反正张娜那边还有三十个信仰点的深度睡眠顶着,不着急。
画面在手机屏幕上滑动,他的注意力却时不时飘回对面那张脸上。
此时的乔福安——也就是那个神秘人头目,正沉浸在一片混沌之中。
他记得王凡说完那句“让你明明白白活一回,别死了还做个糊涂鬼”之后,大脑就像被人按下了开关。

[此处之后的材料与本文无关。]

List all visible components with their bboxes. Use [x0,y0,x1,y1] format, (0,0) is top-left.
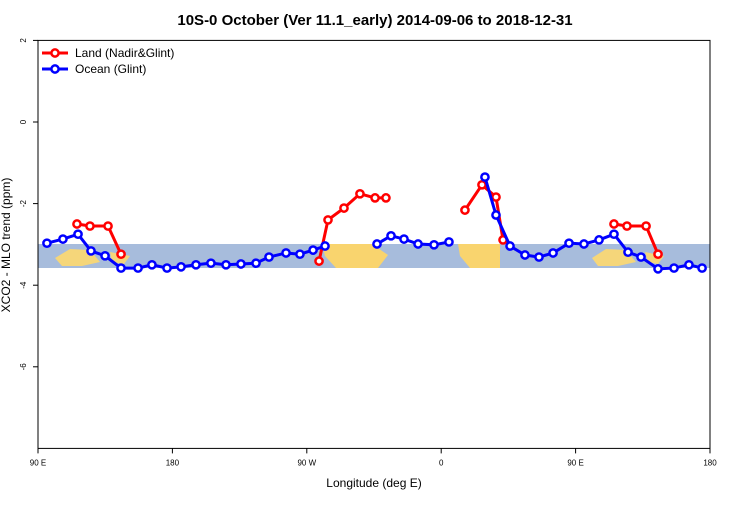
x-axis-label: Longitude (deg E) [326,476,421,490]
data-point [444,237,454,247]
data-point [264,252,274,262]
data-point [669,263,679,273]
data-point [460,205,470,215]
data-point [491,210,501,220]
data-point [609,219,619,229]
data-point [251,258,261,269]
data-point [323,215,333,225]
y-tick-label: -4 [19,281,28,289]
y-tick-label: -2 [19,199,28,207]
data-point [58,234,68,244]
series-line [76,182,660,262]
legend-marker [50,48,60,58]
data-point [73,229,83,240]
data-point [86,246,96,256]
data-point [355,188,365,199]
chart-title: 10S-0 October (Ver 11.1_early) 2014-09-0… [177,12,572,29]
y-axis-label: XCO2 - MLO trend (ppm) [0,178,13,313]
data-point [520,250,530,260]
data-point [697,263,707,273]
data-point [399,234,409,244]
x-tick-label: 0 [439,458,444,467]
legend-marker [50,64,60,74]
data-point [162,263,172,273]
data-point [116,249,126,260]
data-point [281,248,291,258]
data-point [133,263,143,273]
data-point [653,264,663,274]
data-point [641,221,651,231]
data-point [413,239,423,249]
data-point [191,259,201,270]
data-point [609,229,619,240]
y-tick-label: -6 [19,363,28,371]
data-point [100,250,110,261]
data-point [339,203,349,213]
data-point [594,235,604,245]
data-point [429,239,439,250]
data-point [295,249,305,260]
data-point [579,239,589,249]
data-point [176,261,186,272]
x-tick-label: 90 E [567,458,583,467]
data-point [505,241,515,251]
data-point [480,172,490,182]
data-point [386,230,396,241]
plot-frame [37,39,711,449]
data-point [85,221,95,231]
data-point [103,221,113,231]
y-tick-label: 0 [19,119,28,124]
data-point [236,259,246,269]
data-point [491,192,501,202]
data-point [622,221,632,231]
data-point [653,249,663,260]
data-point [72,219,82,229]
data-point [308,245,318,255]
data-point [314,256,324,266]
data-point [564,238,574,249]
data-point [477,179,487,190]
data-point [206,258,216,269]
x-tick-label: 180 [703,458,717,467]
legend-label: Land (Nadir&Glint) [75,46,174,60]
y-tick-label: 2 [19,38,28,43]
legend-label: Ocean (Glint) [75,62,146,76]
data-point [221,259,231,270]
data-point [684,259,694,270]
data-point [147,259,157,270]
x-tick-label: 90 W [297,458,316,467]
x-tick-label: 90 E [30,458,46,467]
data-point [370,193,380,203]
data-point [623,247,633,258]
data-point [534,252,544,262]
data-point [636,252,646,262]
data-point [548,248,558,258]
data-point [116,263,126,273]
data-point [320,241,330,251]
data-point [372,239,382,249]
data-point [42,238,52,249]
data-point [381,193,391,203]
x-tick-label: 180 [166,458,180,467]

眼前的光线越来越暗,越来越暗,最后彻底陷入一片漆黑。
没有声音,没有感觉,什么都没有。
像沉入了深海。
不知道过了多久,耳边隐约传来夏日夜晚的虫鸣声,细细碎碎的,断断续续。
身上感觉到一阵一阵的微风拂过,轻柔得很,带着蒲扇扇出来的那种节奏。
他知道,那是妈妈在给他扇风。
鼻子里闻到微风中那股熟悉的味道——妈妈身上特有的气息,混着皂角的清香。
浑身软绵绵的,舒服得不想动弹。
他就想这么一直睡着,永远睡在妈妈身边。
“啪!啪啪——”
什么声音?
紧接着,嘈杂的喊叫声、哭喊声、马蹄声像潮水一样涌进来,把那份宁静撕得粉碎。
“福安!福安!快醒醒!”
一个熟悉的声音在耳边炸开,带着从未有过的焦急。
“妈妈,我困……让我再睡会儿……”九岁的乔福安迷迷糊糊地嘟囔着,眼皮沉得像灌了铅。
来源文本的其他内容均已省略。